Many leaders are seeing things that aren’t there. Many teams are teams in name only, and their executives are under illusions which prevent them from acting in sync, as one, to win.
I have had the same surprising conversation repeatedly through the years with executives.
I ask, “Do you have a high-performing team?” The executive says, “Yes.” I reply, “How do you know?” They invariably say, “Well, I have four high performers and two average performers.”
The illusion here is that the executive is looking at his team as a golf team: one that adds up the scores of the individual players. But this is a deadly assumption. A high-performing operations leader plus an average R&D leader plus a high-performing commercial sales leader does not mean you have a high-performing team.
Solution: Define what the overarching mission is that everyone is contributing to and focus fiercely on achieving that rather than the results of any individual.
I was speaking to an executive coaching client, Jason, who decided he is through with working 10 hours a day and on weekends. It’s unsustainable. He is on the top team of a successful company that “gets along well.” I’ve been on business trips with them and they laugh, have fun, and enjoy each other’s company. I suggested he tell his friends, the leadership team, about his new goal to balance his life so they could brainstorm ideas how to better balance the load. He immediately said “Oh no. I can’t tell them. They will judge me as lazy.”
Having fun on a business trip does not correlate to trust in the office. Many teams seem like they are bonded, yet when it comes to the difficult conversations, they are missing the trust to bring up those conversations.
Solution: A true team needs to share the same values of openness, support, honesty, and pride in the team. From these shared values comes trust. As Ken Chanault, CEO of American Express, said, “It is amazing what two people who really trust each other can accomplish!”

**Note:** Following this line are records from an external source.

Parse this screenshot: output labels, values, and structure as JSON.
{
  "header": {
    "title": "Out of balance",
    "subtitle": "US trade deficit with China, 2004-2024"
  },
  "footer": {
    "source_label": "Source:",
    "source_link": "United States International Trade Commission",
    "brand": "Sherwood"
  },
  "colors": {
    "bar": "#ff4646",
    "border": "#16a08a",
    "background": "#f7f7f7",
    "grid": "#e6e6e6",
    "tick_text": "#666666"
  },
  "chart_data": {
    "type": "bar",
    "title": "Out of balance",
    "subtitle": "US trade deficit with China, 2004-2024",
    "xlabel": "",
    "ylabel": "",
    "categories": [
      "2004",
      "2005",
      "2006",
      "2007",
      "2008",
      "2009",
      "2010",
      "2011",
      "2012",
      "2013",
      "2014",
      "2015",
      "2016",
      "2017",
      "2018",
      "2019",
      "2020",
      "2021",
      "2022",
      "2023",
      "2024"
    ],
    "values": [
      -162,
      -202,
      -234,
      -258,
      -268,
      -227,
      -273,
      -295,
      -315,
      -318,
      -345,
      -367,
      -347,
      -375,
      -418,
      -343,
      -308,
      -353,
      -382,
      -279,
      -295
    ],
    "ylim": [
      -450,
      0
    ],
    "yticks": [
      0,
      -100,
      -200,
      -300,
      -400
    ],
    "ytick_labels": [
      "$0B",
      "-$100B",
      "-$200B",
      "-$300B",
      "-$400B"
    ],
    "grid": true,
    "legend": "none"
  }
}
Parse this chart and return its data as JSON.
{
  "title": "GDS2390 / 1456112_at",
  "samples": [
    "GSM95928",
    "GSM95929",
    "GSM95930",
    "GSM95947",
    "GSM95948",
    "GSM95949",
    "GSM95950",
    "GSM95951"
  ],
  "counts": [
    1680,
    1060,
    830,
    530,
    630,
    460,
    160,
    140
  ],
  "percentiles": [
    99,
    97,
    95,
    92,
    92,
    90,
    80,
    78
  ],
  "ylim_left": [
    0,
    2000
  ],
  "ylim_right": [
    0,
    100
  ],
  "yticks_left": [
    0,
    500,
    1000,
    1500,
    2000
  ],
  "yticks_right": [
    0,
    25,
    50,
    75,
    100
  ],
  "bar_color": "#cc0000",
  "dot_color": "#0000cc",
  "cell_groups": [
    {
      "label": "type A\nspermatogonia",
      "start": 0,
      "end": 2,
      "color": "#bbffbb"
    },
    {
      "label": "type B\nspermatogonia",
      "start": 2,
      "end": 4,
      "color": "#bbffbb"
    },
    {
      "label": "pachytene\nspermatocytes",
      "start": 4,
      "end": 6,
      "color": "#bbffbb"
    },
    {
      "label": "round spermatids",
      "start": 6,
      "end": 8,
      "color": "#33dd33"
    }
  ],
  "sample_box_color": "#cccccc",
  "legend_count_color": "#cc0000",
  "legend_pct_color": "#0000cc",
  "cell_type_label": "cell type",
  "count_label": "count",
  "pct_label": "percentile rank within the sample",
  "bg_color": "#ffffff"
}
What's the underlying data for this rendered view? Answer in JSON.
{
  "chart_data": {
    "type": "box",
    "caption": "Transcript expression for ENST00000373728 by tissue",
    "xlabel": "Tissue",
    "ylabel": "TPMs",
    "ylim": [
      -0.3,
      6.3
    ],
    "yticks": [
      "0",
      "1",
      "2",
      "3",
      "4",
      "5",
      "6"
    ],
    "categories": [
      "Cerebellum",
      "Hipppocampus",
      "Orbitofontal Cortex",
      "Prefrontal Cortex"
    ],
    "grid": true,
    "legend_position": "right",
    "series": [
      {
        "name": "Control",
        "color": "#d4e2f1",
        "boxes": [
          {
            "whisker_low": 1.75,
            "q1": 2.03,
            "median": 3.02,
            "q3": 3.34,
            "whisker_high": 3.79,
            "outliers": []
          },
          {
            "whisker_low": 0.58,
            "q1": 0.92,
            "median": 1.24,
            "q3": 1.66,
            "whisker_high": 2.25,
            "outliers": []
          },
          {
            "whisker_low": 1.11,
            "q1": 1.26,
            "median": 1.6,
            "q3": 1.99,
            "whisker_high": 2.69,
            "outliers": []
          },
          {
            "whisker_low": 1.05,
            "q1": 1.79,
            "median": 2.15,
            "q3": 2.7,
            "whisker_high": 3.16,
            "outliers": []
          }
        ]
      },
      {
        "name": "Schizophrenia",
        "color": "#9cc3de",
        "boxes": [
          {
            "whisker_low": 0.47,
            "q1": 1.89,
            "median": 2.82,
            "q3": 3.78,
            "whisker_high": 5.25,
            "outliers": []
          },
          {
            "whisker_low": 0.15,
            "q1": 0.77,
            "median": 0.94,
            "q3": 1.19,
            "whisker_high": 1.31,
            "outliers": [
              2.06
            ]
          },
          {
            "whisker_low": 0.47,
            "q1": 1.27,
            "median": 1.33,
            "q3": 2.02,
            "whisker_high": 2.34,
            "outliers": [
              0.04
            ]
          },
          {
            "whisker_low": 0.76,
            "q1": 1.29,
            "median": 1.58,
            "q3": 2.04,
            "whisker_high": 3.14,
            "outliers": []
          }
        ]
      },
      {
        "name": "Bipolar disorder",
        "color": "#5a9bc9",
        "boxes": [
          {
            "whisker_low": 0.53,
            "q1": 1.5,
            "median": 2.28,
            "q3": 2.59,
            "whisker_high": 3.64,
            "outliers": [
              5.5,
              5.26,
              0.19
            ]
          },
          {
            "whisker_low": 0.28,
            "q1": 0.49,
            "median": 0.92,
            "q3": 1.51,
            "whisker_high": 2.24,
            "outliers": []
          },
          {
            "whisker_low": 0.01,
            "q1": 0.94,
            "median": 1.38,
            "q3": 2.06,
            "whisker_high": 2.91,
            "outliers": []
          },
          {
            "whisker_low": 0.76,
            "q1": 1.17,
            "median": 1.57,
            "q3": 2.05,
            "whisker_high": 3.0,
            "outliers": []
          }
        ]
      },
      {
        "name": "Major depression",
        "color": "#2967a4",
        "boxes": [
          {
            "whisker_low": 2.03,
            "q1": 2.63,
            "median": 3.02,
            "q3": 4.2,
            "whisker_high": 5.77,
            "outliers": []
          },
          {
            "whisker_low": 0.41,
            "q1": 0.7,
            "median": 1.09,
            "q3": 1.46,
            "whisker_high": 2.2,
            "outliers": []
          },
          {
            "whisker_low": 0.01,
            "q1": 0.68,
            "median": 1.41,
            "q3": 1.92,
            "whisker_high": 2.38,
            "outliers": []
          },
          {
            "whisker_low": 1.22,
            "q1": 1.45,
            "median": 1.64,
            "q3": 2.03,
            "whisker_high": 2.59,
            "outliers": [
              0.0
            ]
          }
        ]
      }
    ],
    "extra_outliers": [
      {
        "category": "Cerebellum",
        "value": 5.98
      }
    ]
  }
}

Sometimes personalities on your team don’t mesh, which requires a shuffling of players. But sometimes mishandled issues of responsibility ooze into the public domain and only appear at first glance as “personal issues.”
For example, a new executive at a Fortune 500 company inherited a leadership team with two key people that just appeared to “not get along.” It wasn’t until we brought them all together that it became clear that the leader had not clearly defined roles. These two had separate ideas about who should be doing what. As a result, the public battles occurred, which he and others interpreted as a personality clash. Once this was addressed, the conflict faded away.
Solution: Make sure you are clearly defining roles. If not, superiors, peers, and subordinates will see the conflict play out in projects and meetings, and it might be interpreted as “personality conflict.” It will also give your team a bad reputation.